Examples When a network interface reports the arrival of a new packet, the handler just retrieves the data and pushes it up to the protocol layer; actual processing of the packet is performed in a bottom half. When a timer interrupt occurs, the handler just increments the jiffies counter; the updation of the other system timers is performed in a bottom half.
How to Divide Work? If the work is time-sensitive, perform it in the interrupt handler. If the work is related to the hardware itself, perform it in the interrupt handler. If the work needs to ensure that another interrupt (particularly the same interrupt) does not interrupt it, perform it in the interrupt handler. For everything else, consider performing the work in the bottom half. The quicker the interrupt handler executes, the better.
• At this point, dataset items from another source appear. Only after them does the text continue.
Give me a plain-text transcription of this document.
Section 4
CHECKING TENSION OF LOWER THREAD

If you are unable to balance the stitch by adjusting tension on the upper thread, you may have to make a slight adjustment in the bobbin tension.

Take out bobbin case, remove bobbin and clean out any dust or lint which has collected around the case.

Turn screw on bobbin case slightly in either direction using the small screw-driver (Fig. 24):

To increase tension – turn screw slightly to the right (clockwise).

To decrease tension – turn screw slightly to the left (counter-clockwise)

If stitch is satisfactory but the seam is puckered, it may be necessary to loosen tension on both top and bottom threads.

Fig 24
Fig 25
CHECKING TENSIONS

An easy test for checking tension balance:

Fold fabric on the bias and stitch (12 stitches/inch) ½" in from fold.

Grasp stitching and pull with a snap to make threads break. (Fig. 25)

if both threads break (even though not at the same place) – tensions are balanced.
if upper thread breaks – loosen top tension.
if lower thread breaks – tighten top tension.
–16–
Kernel Contexts Code in the Linux kernel runs in one of three con- texts: Process Process context executes directly on behalf of a user process. All syscalls run in process context, for example. Interrupt. Interrupt handlers run in interrupt context. Bottom-half Softirqs, tasklets and timers all run in bottom-half context
Difference between Process Context and Interrupt Context Kernel code running in process context is preemptible An interrupt context is not preemptible; always runs to completion. Therefore code running in interrupt context cannot do the following: Go to sleep or relinquish the processor Acquire a mutex Perform time-consuming tasks Access user-space virtual memory.
Direct Memory Access (DMA) Using interrupt driven device drivers to transfer data to or from hardware devices works well when the amount of data is reasonably low. For high speed devices, such as hard disk controllers or ethernet devices the data transfer rate is a lot higher, up to 40 Mbytes of information per second.
DMA Direct Memory Access, or DMA, was invented to solve this problem. A DMA controller allows devices to transfer data to or from the system's memory without the intervention of the processor. A PC's DMA controller has 8 DMA channels of which 7 are available for use by the device drivers. Each DMA channel has associated with it a 16 bit address register and a 16 bit count register. To initiate a data transfer the device driver sets up the DMA channel's address and count registers together with the direction of the data transfer, read or write. It then tells the device that it may start the DMA when it wishes. When the transfer is complete the device interrupts the PC. Whilst the transfer is taking place the CPU is free to do other things.